Alberto and Francesco Meda’s inspiration for Zucchetti’s reassuring and composed Medameda collection was humanity, understatement and simplicity. ‘We try to come up with objects with a simple, unified style,’ explain the designers, ‘objects that aren’t too loud.’  Avoiding formal extravagance in favour of special attention to the relationships between different components, and even between the items and people who use them, has produced an object of organic, flowing lines with universal appeal. 

Medameda collection

(Image credit: DSL Studio)

Medameda is also an intelligent faucet; its lever engages on the body of the single-lever mixer with a simple horizontal cut that maintains the continuity of the organic shape. Choose from finishes in chrome, nickel, brushed nickel, gold, brushed gold, metal black, brushed metal black and embossed matt black paint.

Isy22 

(Image credit: DSL Studio)

Zucchetti’s unique and essential tap system, Isy, originally designed over 20 years ago by Matteo Thun and Antonio Rodriguez, is now revisited and celebrated in a new collection. Acknowledging Isy’s pioneering role, and the strong bond between the brand and the two designers, the new models maintain the technology and avant-garde aesthetic of the original design but interpret them in a contemporary key, pushing their intrinsic revolutionary element even further with finishes that are as unusual as they are refined. 

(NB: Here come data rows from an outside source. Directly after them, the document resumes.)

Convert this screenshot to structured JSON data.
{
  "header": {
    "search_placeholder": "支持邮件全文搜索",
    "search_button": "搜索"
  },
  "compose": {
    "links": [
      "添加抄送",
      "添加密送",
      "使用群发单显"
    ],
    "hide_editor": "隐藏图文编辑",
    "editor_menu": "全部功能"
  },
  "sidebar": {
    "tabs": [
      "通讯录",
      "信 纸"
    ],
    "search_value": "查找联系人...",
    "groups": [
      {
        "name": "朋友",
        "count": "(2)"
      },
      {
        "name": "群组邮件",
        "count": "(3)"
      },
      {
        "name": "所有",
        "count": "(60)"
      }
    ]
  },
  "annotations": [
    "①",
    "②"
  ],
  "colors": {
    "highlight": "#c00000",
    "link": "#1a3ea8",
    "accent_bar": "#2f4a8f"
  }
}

The key to Isy22 remains its essentiality. Back in 2000, Zucchetti invited Thun and Rodriguez to create a new project intended not only as a faucet, but a system, a new idea of governing water inspired by water itself. Inspired by the concepts of subtraction and modularity the two designers conceived the Isy collection as a connection to the plasticity of water. The result is a light and essential design that repositions the technical components inside the basin instead of the tap – a technological innovation that influenced the evolution of bathroom products for years to come. 

(Image credit: DSL Studio)

Thun and Rodriguez have reconsidered the collection, Isy22 embodying its original and already modern DNA but accentuating it. ‘Are we afraid of modifying a classic?’ ask Thun and Rodriguez. ‘No, because our job is to question everything, even the things we have done. Obviously, the essence of the project must not be lost. We have gone a long way: in Isy22 we have changed everything – the design of the spout, the handle, the diameter – and yet, in reality, the icon remains. The heart remains.’ To complete the new proposal, the ‘no touch’ electronic tap which meets the needs of contemporary life with synthesis and refinement.